The fact that some Christians are in the sciences doesn’t argue against the fact that they could be under-represented, and face an unfair uphill struggle to get jobs. However, being a Christian is not like being a woman: it’s not something that is necessarily obvious in a job interview. We don’t ask candidates where they go to church, and if we find out, we don’t care (not even me, the arch-atheist, will bat an eye if you let slip that you attend). Gaskell will have to show that the search committee was opposed in even a vague sense to hiring a Christian, and he can’t do that. Why? Because there’s a great big fat loomin’ obvious Problem with a capital “P” splatted putridly in the pages of his CV, and all of the concern in hiring him was with that, not where he went to church.
Gaskell is an evolution-denier. He’s an old-earth creationist, a theistic evolutionist who looks favorably on Intelligent Design creationism.
It’s evident in his public defense of the Book of Genesis, in which he goes on and on with unlikely rationalizations for a metaphorical interpretation. This is a fellow who says, “It is true that there are significant scientific problems in evolutionary theory (a good thing or else many biologists and geologists would be out of a job) and that these problems are bigger than is usually made out in introductory geology/biology courses“, and then goes on to endorse Josh McDowell, Phillip Johnson, Harun Yahya, Hugh Ross, and the day-age interpretation of Genesis, as if they are somehow not afflicted with these “problems”.

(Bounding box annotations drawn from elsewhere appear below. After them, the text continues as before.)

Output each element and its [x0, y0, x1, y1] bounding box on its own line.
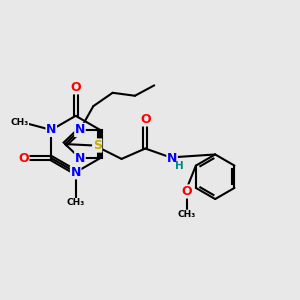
Text: N: N	[75, 123, 85, 136]
Text: O: O	[70, 81, 81, 94]
Text: H: H	[175, 161, 183, 171]
Text: N: N	[167, 152, 177, 165]
Text: O: O	[182, 185, 192, 198]
Text: N: N	[70, 166, 81, 179]
Text: CH₃: CH₃	[10, 118, 28, 127]
Text: O: O	[140, 113, 151, 126]
Text: N: N	[46, 123, 56, 136]
Text: CH₃: CH₃	[67, 198, 85, 207]
Text: CH₃: CH₃	[178, 210, 196, 219]
Text: O: O	[18, 152, 29, 165]
Text: N: N	[75, 152, 85, 165]
Text: S: S	[93, 139, 102, 152]
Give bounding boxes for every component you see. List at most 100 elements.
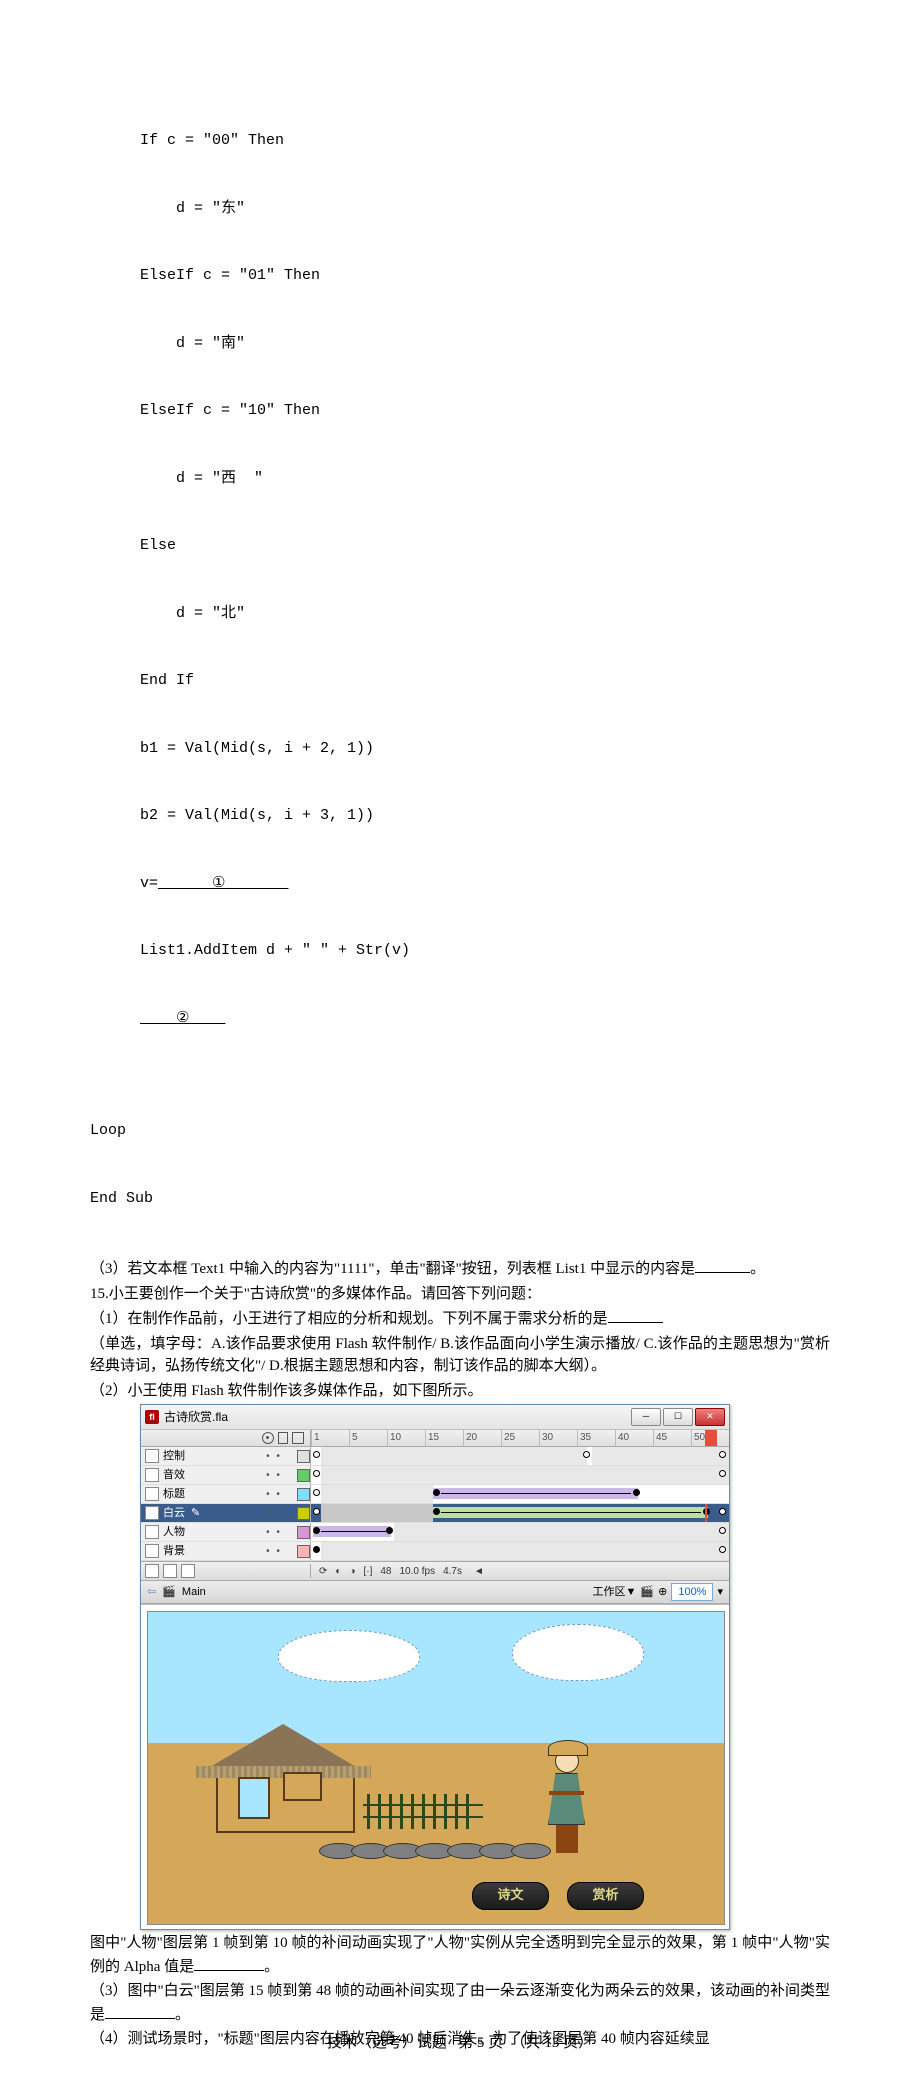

There is a difference between accepting a theory that is incomplete, like evolution, and a set of wacky ideas that are contradicted by the available evidence, like these various flavors of creationism that Gaskell is favoring. That calls his ability to think scientifically into question, and that is legitimate grounds to abstain from hiring him.
The record shows that what people were discussing was not his religion alone, but the way his religion has affected his job as a scientist and communicator of science, and the effect of hiring someone with such dubious views in a state already trying to overcome the embarrassment of being home to the Creation “Museum”. These are valid concerns. It’s also a fact that when hiring, we want to have people whose skills we can respect as colleagues, and Gaskell was not in a good position that way. One of the faculty members who reviewed the case said it very well:
Another geology professor, Shelly Steiner, wrote that UK [University of Kentucky] should no more hire an astronomer skeptical of evolution than “a biologist who believed that the sun revolved around the Earth.”
That’s the bottom line. I wouldn’t be at all surprised that Gaskell was exceptionally competent in the very narrow domain of his astronomical work, but faculty don’t get hired to do only one thing, and Gaskell himself is quite clear that he isn’t going to confine himself to talking only about his field…and unfortunately, it’s also clear that he was a confused and ignorant boob about all the other subjects he was happy to lecture about.